Enable an Button in MFC Dialog

Question

I have two buttons:

1. Radio button: "Hex"
2. Button: "A"

I want to enable "A" anytime users "Hex" button is checked (the state of "A" is "Disabled" when it is created), how can I do that? Thank everyone.

Answer 1

You need to use CButton's EnableWindow function.

buttonA.EnableWindow( TRUE );

If you do not have the CButton object, you can access the button by calling GetDlgItem with its ID:

GetDlgItem( IDC_BUTTON_A )->EnableWindow( TRUE );

Answer 2

You should use ON_UPDATE_COMMAND_UI mechanism to enable/disable the 'A' or any other button in your dialog. By default it is not available for dialog based application but you can easily enable them by following this article.
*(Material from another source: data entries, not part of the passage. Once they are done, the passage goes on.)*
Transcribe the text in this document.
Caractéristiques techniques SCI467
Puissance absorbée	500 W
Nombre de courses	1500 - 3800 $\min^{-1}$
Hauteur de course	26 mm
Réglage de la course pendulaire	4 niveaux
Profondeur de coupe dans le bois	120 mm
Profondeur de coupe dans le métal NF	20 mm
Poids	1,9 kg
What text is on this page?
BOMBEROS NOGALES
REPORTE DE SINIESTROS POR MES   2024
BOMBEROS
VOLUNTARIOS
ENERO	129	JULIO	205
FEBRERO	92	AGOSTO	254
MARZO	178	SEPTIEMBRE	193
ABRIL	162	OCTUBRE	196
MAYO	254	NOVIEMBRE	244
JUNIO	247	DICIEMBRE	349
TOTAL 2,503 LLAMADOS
The code in your update function will look something like this:

void CCalculatorDlg::OnUpdateButtonA(CCmdUI* pCmdUI)
{
        if( m_ctrlBtnHex.GetCheck() == BST_CHECKED )
        {
            pCmdUI->Enable( TRUE );
        }
        else
        {
            pCmdUI->Enable( FALSE );
        }
}

In your case since A, B, C, D, E, F will essentially have same states so you can instead do this:

void CCalculatorDlg::OnUpdateButtonA(CCmdUI* pCmdUI)
{
        if( m_ctrlBtnHex.GetCheck() == BST_CHECKED) )
        {
            m_ctrlBtnA.EnableWindow( TRUE );
            m_ctrlBtnB.EnableWindow( TRUE );
            m_ctrlBtnC.EnableWindow( TRUE );
            // so on...
        }
        else
        {
            m_ctrlBtnA.EnableWindow( FALSE );
            m_ctrlBtnB.EnableWindow( FALSE );
            m_ctrlBtnC.EnableWindow( FALSE );
            // so on...
        }
}